Suspect Dies After Ga. Police Shoot Him with Bean Bag Round

The Associated Press

COLUMBUS, Ga. - A man who telephoned a hot line to say he had a gun and was dreaming of killing children died after police shot him with supposedly non-lethal bean bag projectiles, officials said.

Lester Zachary died Wednesday at a hospital, two days after he was shot at his home with two bean bag bullets.

Zachary, 45, died of internal bleeding caused by a bullet hitting his spleen area, Muscogee County Coroner James Dunnavant said Thursday.

A bean bag bullet is intended by police as a non-lethal alternative to shooting someone with a gun, Police Chief Ricky Boren said.

The silver dollar-sized bean bag is compressed in a shell casing and loaded into a specialized 12-gauge shotgun. It is designed to create an impact strong enough to make suspects fall to the ground so officers can handcuff them.

In this case, the coroner said, the bullet caused internal bleeding. Zachary could not be operated on because he was on blood thinners from a heart condition, Dunnavant said.

Police went to Zachary's house early Monday after Zachary called the Veterans Affairs Hospital hot line. He told a nurse he was dreaming of killing children and himself and that he had a gun. The nurse called police, Boren said.

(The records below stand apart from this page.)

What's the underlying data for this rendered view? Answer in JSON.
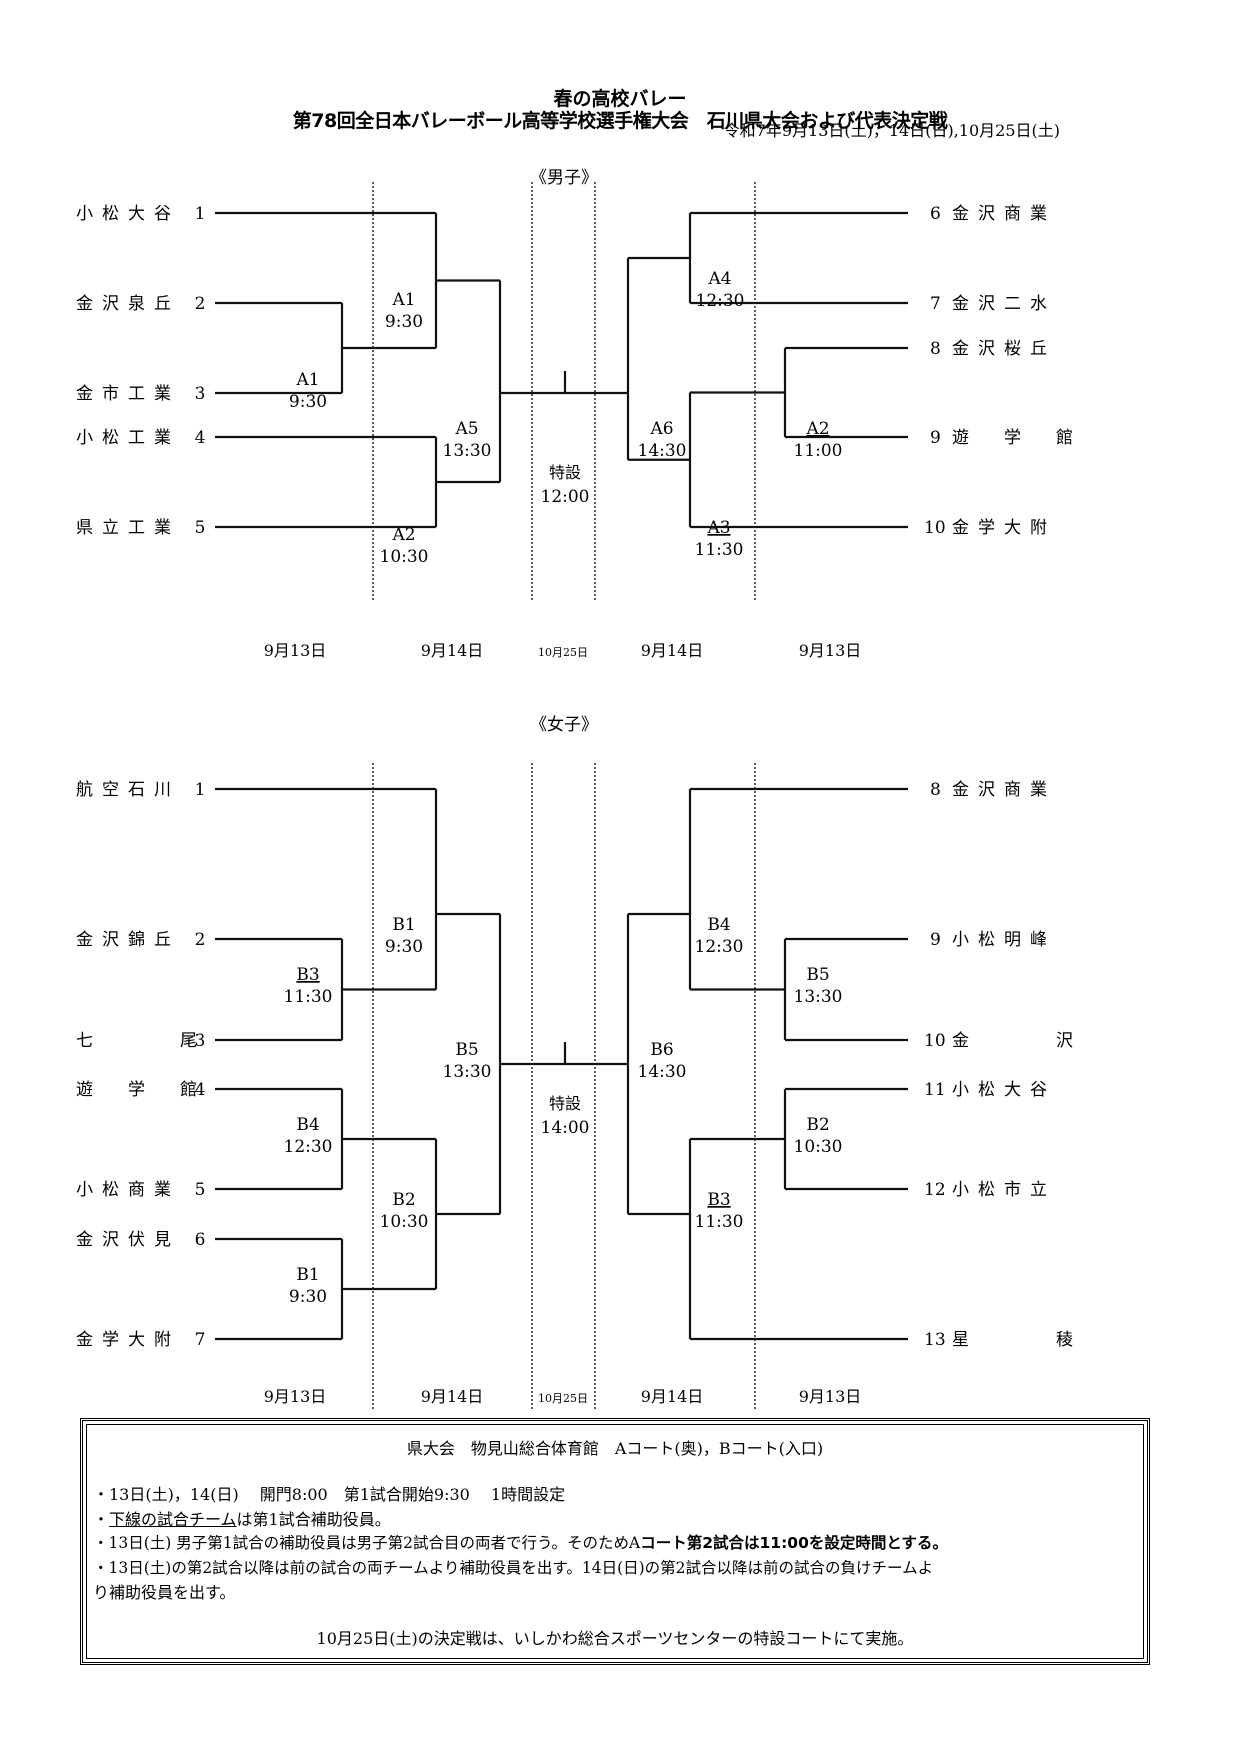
{
  "header": {
    "title_line1": "春の高校バレー",
    "title_line2": "第78回全日本バレーボール高等学校選手権大会　石川県大会および代表決定戦",
    "dates": "令和7年9月13日(土)，14日(日),10月25日(土)"
  },
  "brackets": [
    {
      "id": "boys",
      "title": "《男子》",
      "final": {
        "label": "特設",
        "time": "12:00"
      },
      "left_teams": [
        {
          "seed": "1",
          "name": "小松大谷"
        },
        {
          "seed": "2",
          "name": "金沢泉丘"
        },
        {
          "seed": "3",
          "name": "金市工業"
        },
        {
          "seed": "4",
          "name": "小松工業"
        },
        {
          "seed": "5",
          "name": "県立工業"
        }
      ],
      "right_teams": [
        {
          "seed": "6",
          "name": "金沢商業"
        },
        {
          "seed": "7",
          "name": "金沢二水"
        },
        {
          "seed": "8",
          "name": "金沢桜丘"
        },
        {
          "seed": "9",
          "name": "遊　学　館"
        },
        {
          "seed": "10",
          "name": "金学大附"
        }
      ],
      "left_matches": [
        {
          "code": "A1",
          "time": "9:30",
          "underlined": false
        },
        {
          "code": "A1",
          "time": "9:30",
          "underlined": false
        },
        {
          "code": "A2",
          "time": "10:30",
          "underlined": false
        },
        {
          "code": "A5",
          "time": "13:30",
          "underlined": false
        }
      ],
      "right_matches": [
        {
          "code": "A4",
          "time": "12:30",
          "underlined": false
        },
        {
          "code": "A2",
          "time": "11:00",
          "underlined": true
        },
        {
          "code": "A3",
          "time": "11:30",
          "underlined": true
        },
        {
          "code": "A6",
          "time": "14:30",
          "underlined": false
        }
      ],
      "day_labels": [
        "9月13日",
        "9月14日",
        "10月25日",
        "9月14日",
        "9月13日"
      ]
    },
    {
      "id": "girls",
      "title": "《女子》",
      "final": {
        "label": "特設",
        "time": "14:00"
      },
      "left_teams": [
        {
          "seed": "1",
          "name": "航空石川"
        },
        {
          "seed": "2",
          "name": "金沢錦丘"
        },
        {
          "seed": "3",
          "name": "七　　　尾"
        },
        {
          "seed": "4",
          "name": "遊　学　館"
        },
        {
          "seed": "5",
          "name": "小松商業"
        },
        {
          "seed": "6",
          "name": "金沢伏見"
        },
        {
          "seed": "7",
          "name": "金学大附"
        }
      ],
      "right_teams": [
        {
          "seed": "8",
          "name": "金沢商業"
        },
        {
          "seed": "9",
          "name": "小松明峰"
        },
        {
          "seed": "10",
          "name": "金　　　沢"
        },
        {
          "seed": "11",
          "name": "小松大谷"
        },
        {
          "seed": "12",
          "name": "小松市立"
        },
        {
          "seed": "13",
          "name": "星　　　稜"
        }
      ],
      "left_matches": [
        {
          "code": "B3",
          "time": "11:30",
          "underlined": true
        },
        {
          "code": "B1",
          "time": "9:30",
          "underlined": false
        },
        {
          "code": "B4",
          "time": "12:30",
          "underlined": false
        },
        {
          "code": "B1",
          "time": "9:30",
          "underlined": false
        },
        {
          "code": "B2",
          "time": "10:30",
          "underlined": false
        },
        {
          "code": "B5",
          "time": "13:30",
          "underlined": false
        }
      ],
      "right_matches": [
        {
          "code": "B5",
          "time": "13:30",
          "underlined": false
        },
        {
          "code": "B4",
          "time": "12:30",
          "underlined": false
        },
        {
          "code": "B2",
          "time": "10:30",
          "underlined": false
        },
        {
          "code": "B3",
          "time": "11:30",
          "underlined": true
        },
        {
          "code": "B6",
          "time": "14:30",
          "underlined": false
        }
      ],
      "day_labels": [
        "9月13日",
        "9月14日",
        "10月25日",
        "9月14日",
        "9月13日"
      ]
    }
  ],
  "notes": {
    "venue": "県大会　物見山総合体育館　Aコート(奥)，Bコート(入口)",
    "line1": "・13日(土)，14(日)　 開門8:00　第1試合開始9:30　 1時間設定",
    "line2_underlined": "下線の試合チーム",
    "line2_rest": "は第1試合補助役員。",
    "line2_prefix": "・",
    "line3_normal": "・13日(土) 男子第1試合の補助役員は男子第2試合目の両者で行う。そのためA",
    "line3_bold": "コート第2試合は11:00を設定時間とする。",
    "line4": "・13日(土)の第2試合以降は前の試合の両チームより補助役員を出す。14日(日)の第2試合以降は前の試合の負けチームよ",
    "line5": "り補助役員を出す。",
    "line6": "10月25日(土)の決定戦は、いしかわ総合スポーツセンターの特設コートにて実施。"
  }
}
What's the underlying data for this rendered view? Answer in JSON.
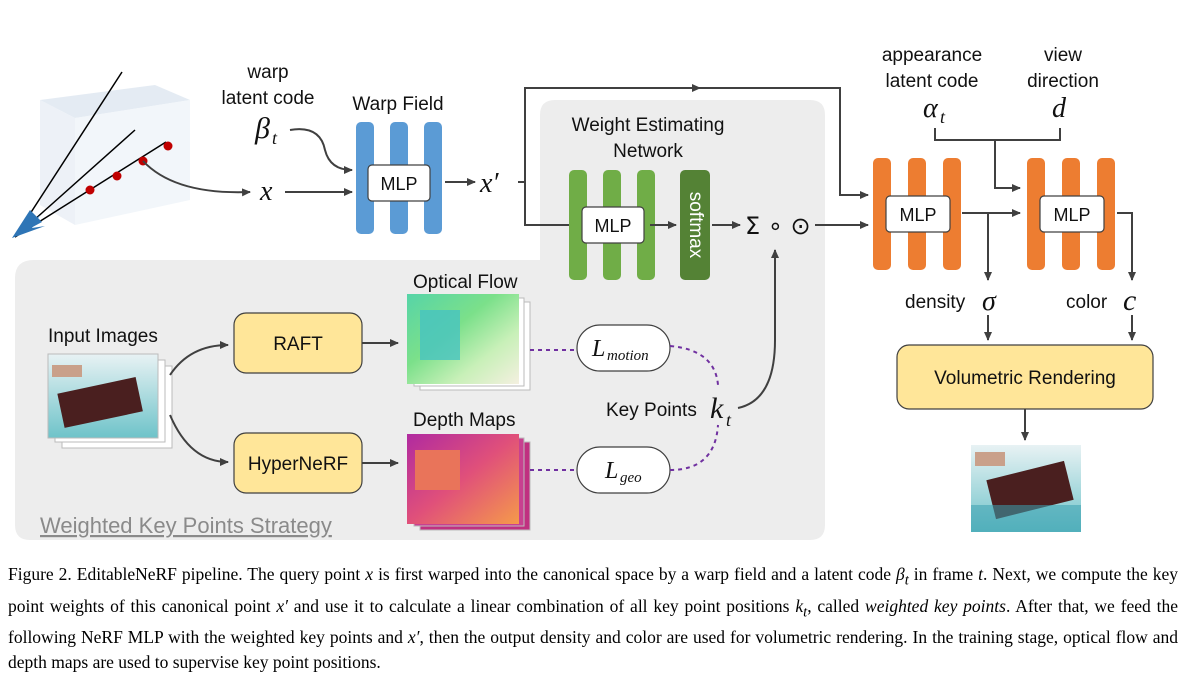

When officers went to the home, Zachary told them he would kill them too, authorities said. Boren said Zachary refused to talk with them, but he eventually came out to his porch. That's when a supervisor, who was at the scene, authorized an officer to shoot Zachary in the chest using a bean bag gun from about 25 feet away.

Boren said it is standard procedure to shoot the suspect in the chest if the officer is farther than 25 feet. Dunnavant confirmed Thursday that the officer was about that far away when Zachary was shot.

Police said they knew of no evidence Zachary had any history of mental illness.

Boren said the department will continue to use the guns until all investigations are completed. The department has used the guns nine times since 2001, and until now no one had died as a result, he said.